The days of easy credit and the “buy now, pay later” culture may be numbered, but they will leave a difficult reminder for those left struggling with debt. The credit crunch will claim casualties, and it will unfortunately be enough to tip some over-indebted households over the edge.
There are many points to consider when dealing with your clients’ financial solutions. Recommending the best and fairest course of action will always be your main priority. Whether your customer is a private individual with consumer debt, or in business either in partnership or as a sole trader, TCF Debt Solutions can quickly and effectively implement an effective debt management recommendation.

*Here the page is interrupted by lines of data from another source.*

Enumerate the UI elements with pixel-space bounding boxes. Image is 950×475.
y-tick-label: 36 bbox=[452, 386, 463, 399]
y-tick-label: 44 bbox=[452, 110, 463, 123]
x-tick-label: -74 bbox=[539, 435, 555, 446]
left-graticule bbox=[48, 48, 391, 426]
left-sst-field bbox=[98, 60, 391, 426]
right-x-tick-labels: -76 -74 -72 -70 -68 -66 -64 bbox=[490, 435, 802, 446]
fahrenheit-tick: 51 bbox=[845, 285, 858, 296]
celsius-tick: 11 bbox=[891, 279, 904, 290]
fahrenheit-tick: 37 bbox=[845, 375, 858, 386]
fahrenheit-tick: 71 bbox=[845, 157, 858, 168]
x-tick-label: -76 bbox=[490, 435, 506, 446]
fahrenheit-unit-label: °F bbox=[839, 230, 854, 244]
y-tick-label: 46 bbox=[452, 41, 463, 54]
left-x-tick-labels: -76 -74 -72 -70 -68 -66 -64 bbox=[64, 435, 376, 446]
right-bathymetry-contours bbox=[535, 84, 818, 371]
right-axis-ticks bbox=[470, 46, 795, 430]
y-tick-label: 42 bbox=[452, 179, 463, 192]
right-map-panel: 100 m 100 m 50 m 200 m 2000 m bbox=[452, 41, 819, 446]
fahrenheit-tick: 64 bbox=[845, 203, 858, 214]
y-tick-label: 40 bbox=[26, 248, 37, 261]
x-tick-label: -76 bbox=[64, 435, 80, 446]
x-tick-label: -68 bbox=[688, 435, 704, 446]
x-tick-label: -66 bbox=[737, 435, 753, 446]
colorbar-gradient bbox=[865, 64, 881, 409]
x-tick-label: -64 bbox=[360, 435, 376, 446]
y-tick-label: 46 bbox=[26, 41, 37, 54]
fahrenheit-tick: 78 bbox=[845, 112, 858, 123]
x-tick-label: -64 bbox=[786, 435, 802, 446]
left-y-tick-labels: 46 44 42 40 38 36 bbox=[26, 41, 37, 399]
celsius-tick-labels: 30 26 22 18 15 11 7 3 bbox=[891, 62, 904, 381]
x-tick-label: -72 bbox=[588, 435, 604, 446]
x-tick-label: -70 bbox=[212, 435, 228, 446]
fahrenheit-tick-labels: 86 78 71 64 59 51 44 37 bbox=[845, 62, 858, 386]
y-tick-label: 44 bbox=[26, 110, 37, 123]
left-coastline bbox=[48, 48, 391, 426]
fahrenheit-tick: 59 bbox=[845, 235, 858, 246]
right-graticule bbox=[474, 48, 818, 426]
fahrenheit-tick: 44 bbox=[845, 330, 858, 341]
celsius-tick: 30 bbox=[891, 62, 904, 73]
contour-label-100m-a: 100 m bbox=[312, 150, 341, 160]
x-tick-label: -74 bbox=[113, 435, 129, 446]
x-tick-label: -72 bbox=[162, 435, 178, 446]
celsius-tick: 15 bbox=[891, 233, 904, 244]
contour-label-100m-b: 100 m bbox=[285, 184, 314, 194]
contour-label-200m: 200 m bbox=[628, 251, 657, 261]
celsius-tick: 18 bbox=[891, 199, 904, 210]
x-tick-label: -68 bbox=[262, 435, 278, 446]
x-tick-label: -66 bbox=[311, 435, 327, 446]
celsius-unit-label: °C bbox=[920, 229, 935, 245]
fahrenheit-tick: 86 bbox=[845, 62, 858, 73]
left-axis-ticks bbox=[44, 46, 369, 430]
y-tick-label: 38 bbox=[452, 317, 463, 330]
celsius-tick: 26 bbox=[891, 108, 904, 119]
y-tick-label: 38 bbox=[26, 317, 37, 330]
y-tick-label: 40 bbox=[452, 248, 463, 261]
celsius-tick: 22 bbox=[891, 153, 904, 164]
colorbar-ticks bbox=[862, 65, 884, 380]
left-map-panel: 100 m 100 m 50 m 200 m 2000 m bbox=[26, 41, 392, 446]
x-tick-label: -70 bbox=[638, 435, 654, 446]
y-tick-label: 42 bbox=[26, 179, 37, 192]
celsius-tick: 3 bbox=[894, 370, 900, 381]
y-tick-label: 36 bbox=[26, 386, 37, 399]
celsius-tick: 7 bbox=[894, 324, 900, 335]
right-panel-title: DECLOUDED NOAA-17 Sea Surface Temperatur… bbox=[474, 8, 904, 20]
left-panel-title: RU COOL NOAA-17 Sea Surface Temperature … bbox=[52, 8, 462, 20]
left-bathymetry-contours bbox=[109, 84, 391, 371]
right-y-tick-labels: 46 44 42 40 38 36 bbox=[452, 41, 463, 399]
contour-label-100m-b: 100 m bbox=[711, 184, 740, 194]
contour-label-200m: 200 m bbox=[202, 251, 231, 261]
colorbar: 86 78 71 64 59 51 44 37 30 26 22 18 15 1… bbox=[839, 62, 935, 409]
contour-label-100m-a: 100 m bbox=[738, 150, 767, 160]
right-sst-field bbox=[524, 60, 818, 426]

Make TCF Debt Solutions your partner of choice in this sensitive area.
Your client may:
- have fallen into mortgage arrears, and have large amounts of unsecured debt
- be facing repossession
- be coming to the end of a fixed rate mortgage, and realise that previous surplus funds are no longer adequate to cover unsecured debts
- be relying on credit card balance transfers to cover their living expenses
- not be aware that some credit card balances are being automatically reduced
- be unable to source any sub-prime lending products
- have experienced a drop in their house prices, and subsequently have less LTV available for re-finance
- have a maximum offer that doesn’t fully cover their consolidation requirements
Don’t let bankruptcy be your clients’ only option
TCF Debt Solutions will help your client to come to terms and deal with their finances and will recommend a solution that is best for their individual circumstances.
If they own their own home and have relatively few debts it may be that a consolidation loan is the best advice. In this case we will refer the client back to the introducer to enable them to source a competitive loan with affordable repayments. Alternatively, a debt management plan may be the most appropriate recommendation.
However, if your client has substantial debts and is unable to pay them as they fall due, they are technically insolvent and the only option available may be either for them to declare themselves Bankrupt or to apply for an Individual Voluntary Arrangement.
With Bankruptcy, your clients’ affairs would dealt with first by the Official Receiver and then possibly by a Trustee in Bankruptcy. Their assets would be realised for the benefit of their creditors and, if they own their own residential property, the assets required would include their home. Through Bankruptcy, your clients’ home is at risk if they cannot raise the sum required to buy back their interest.
An Individual Voluntary Arrangement may be a realistic alternative, allowing your client to retain their assets.